Altman and Nadella need more power for AI, but they’re not sure how much

How much power is enough for AI? Nobody knows, not even OpenAI CEO Sam Altman or Microsoft CEO Satya Nadella. This uncertainty has put software-first businesses like OpenAI and Microsoft in a difficult position. Much of the tech world has focused on computing power as a major barrier to AI deployment. While tech companies have been racing to secure electricity, these efforts have lagged behind GPU purchases. Microsoft has apparently ordered too many chips for the amount of power it has under contract.

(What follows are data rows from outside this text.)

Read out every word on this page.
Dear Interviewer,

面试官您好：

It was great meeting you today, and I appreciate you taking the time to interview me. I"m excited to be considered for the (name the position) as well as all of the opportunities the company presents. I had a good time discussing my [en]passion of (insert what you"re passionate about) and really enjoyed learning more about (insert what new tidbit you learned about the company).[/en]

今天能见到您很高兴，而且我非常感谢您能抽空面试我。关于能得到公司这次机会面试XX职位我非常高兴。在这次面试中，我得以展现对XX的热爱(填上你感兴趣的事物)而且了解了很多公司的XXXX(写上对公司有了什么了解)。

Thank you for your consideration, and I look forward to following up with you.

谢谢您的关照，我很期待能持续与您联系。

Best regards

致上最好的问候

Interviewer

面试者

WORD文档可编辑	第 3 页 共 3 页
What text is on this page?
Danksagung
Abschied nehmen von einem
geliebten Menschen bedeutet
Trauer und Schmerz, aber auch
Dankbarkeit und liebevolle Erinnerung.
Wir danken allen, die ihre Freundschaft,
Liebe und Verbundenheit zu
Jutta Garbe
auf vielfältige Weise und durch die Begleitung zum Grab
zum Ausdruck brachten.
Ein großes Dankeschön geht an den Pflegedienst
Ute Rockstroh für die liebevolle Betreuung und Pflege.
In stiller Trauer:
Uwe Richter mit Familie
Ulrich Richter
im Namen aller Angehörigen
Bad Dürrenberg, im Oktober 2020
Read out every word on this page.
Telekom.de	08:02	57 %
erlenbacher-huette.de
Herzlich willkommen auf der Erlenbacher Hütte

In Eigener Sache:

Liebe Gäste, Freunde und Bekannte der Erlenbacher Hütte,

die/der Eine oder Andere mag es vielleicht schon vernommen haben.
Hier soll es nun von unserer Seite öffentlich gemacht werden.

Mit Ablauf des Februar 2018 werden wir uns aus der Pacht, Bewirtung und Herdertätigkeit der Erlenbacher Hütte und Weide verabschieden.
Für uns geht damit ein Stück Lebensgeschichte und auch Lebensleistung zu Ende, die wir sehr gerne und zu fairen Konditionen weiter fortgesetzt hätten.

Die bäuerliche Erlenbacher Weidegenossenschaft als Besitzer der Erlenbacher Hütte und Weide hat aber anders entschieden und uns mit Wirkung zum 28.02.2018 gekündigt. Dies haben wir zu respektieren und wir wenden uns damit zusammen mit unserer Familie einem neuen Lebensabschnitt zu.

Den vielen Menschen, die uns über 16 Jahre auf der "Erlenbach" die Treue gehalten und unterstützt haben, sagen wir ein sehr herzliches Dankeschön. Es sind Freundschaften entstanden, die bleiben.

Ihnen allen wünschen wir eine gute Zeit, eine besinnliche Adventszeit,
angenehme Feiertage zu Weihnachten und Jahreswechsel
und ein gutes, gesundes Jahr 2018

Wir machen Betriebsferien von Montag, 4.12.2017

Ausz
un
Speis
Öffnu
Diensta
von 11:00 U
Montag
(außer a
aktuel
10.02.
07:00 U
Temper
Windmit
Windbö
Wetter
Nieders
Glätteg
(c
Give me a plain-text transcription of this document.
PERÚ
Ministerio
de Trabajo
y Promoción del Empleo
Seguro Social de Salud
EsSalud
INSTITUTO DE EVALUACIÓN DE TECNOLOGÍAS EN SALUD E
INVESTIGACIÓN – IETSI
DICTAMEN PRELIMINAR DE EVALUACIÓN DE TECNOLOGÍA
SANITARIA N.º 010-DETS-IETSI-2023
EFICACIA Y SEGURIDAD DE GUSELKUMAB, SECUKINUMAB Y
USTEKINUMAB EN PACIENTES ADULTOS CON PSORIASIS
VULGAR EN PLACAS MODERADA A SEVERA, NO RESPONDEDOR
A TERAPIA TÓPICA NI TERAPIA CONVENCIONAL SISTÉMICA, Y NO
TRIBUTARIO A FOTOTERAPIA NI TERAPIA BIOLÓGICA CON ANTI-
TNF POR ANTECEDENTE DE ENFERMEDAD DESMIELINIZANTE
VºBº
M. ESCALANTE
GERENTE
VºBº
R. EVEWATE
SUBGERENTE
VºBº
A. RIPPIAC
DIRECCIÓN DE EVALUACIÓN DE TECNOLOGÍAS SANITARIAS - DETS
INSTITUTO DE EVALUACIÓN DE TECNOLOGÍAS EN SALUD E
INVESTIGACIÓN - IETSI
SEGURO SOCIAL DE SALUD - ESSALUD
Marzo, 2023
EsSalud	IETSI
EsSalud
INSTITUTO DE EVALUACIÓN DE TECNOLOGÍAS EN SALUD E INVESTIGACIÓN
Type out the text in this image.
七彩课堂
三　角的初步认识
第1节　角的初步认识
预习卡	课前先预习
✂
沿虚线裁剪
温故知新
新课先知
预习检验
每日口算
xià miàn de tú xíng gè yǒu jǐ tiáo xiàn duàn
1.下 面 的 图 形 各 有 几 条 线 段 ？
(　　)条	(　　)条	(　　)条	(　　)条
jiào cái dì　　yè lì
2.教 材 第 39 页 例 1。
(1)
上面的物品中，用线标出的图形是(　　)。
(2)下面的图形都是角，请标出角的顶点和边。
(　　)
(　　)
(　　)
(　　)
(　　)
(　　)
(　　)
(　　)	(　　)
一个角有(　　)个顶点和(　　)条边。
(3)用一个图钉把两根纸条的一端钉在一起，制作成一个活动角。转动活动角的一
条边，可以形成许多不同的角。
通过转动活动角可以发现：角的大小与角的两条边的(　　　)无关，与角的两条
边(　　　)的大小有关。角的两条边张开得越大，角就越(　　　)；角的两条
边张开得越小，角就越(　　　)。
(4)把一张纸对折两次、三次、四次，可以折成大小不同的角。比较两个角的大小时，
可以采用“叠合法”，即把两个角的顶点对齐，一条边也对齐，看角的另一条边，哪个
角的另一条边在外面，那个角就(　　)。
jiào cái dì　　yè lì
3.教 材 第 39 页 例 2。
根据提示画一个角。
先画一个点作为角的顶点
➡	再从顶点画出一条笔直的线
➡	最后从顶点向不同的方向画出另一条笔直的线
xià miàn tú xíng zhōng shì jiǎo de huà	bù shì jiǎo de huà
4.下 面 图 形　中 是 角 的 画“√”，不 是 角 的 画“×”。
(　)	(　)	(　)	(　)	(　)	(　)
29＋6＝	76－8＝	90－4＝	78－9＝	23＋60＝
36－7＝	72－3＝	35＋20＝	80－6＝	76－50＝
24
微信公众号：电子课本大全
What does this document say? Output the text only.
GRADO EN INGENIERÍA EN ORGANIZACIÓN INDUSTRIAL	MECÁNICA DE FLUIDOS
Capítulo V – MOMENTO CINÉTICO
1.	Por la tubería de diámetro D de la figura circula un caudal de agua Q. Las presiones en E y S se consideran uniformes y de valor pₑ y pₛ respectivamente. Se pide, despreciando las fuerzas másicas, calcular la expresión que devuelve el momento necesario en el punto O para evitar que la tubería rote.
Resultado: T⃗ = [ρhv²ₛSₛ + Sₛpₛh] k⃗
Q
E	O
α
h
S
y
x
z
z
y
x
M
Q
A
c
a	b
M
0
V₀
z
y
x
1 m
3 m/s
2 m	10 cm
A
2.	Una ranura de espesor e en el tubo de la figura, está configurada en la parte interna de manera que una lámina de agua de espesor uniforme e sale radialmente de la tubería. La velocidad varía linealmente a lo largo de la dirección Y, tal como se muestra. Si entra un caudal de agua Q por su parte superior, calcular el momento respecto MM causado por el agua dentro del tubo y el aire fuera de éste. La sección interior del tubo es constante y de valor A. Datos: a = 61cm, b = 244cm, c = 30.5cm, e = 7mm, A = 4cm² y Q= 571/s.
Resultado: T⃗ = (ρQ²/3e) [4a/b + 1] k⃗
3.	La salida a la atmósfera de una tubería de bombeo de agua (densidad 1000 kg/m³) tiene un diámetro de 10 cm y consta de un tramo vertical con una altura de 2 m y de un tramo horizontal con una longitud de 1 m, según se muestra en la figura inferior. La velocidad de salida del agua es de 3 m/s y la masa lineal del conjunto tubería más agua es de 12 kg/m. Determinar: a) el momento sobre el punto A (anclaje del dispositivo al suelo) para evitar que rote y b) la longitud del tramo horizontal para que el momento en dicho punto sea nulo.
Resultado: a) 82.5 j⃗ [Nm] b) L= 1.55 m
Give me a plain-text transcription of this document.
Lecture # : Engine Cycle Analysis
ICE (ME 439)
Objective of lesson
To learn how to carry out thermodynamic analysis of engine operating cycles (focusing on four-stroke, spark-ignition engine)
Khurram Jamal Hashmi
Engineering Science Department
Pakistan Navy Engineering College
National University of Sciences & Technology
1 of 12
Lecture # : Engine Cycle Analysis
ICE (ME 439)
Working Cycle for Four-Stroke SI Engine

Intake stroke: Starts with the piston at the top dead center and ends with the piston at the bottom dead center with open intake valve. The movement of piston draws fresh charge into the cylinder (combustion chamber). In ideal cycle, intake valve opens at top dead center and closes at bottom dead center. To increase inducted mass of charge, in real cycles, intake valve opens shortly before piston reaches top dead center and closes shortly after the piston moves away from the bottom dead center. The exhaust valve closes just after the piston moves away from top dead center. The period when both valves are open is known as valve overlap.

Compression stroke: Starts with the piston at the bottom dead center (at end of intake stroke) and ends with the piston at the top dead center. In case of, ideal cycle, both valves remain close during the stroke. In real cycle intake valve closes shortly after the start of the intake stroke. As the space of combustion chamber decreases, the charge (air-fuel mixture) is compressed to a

“The cycles of demand and supply in this particular case you can’t really predict,” Nadella said on a podcast. “The biggest issue we are now having is not a compute glut, but it’s a power issue and the ability to get the data center builds done fast enough close to power.” He added, “If you can’t do that, you may actually have a bunch of chips sitting in inventory that I can’t plug in. In fact, that is my problem today. It’s not a supply issue of chips, it’s the fact that I don’t have warm shells to plug into,” referring to buildings ready for tenants.

This situation shows what happens when companies accustomed to silicon and code, which scale and deploy quickly, need to ramp up their efforts in the energy world, which moves more slowly. For more than a decade, electricity demand in the U.S. was flat. But over the last five years, demand from data centers has begun to ramp up, outpacing utilities’ plans for new generating capacity. This has led data center developers to add power in behind-the-meter arrangements, where electricity is fed directly to the data center, skipping the grid.

Sam Altman, who was also on the podcast, thinks trouble could be brewing. He stated that if a very cheap form of energy comes online soon at mass scale, then a lot of people are going to be extremely burned with existing contracts they have signed. He also noted the challenges of infrastructure buildout given the rapid reduction in the cost of intelligence.

Altman has personally invested in nuclear energy, including fission and fusion startups, along with a solar startup that concentrates the sun’s heat and stores it for later use. However, none of these are ready for widespread deployment today. Fossil-based technologies like natural gas power plants also take years to build, and orders placed today for new gas turbines likely will not be fulfilled until later this decade.

This is partially why tech companies have been adding solar power at a rapid clip. They are drawn to the technology’s inexpensive cost, emissions-free power, and ability to deploy rapidly. There might be subconscious factors at play, too. Photovoltaic solar is in many ways a parallel technology to semiconductors. Both are built on silicon substrates and are modular components that can be packaged together into arrays.

Because of solar’s modularity and speed of deployment, its construction pace is much closer to that of a data center. But both still take time to build, and demand can change much more quickly than either a data center or solar project can be completed. Altman admitted that if AI gets more efficient or if demand does not grow as expected, some companies might be saddled with idled power plants.

But from his other comments, he does not seem to think that is likely. Instead, he appears to be a firm believer in Jevons Paradox, which says that more efficient use of a resource will lead to greater use, increasing overall demand. Altman explained that if the price of compute fell by a factor of one hundred, you would see usage go up by much more than one hundred as people would do new things that make no economic sense at the current cost.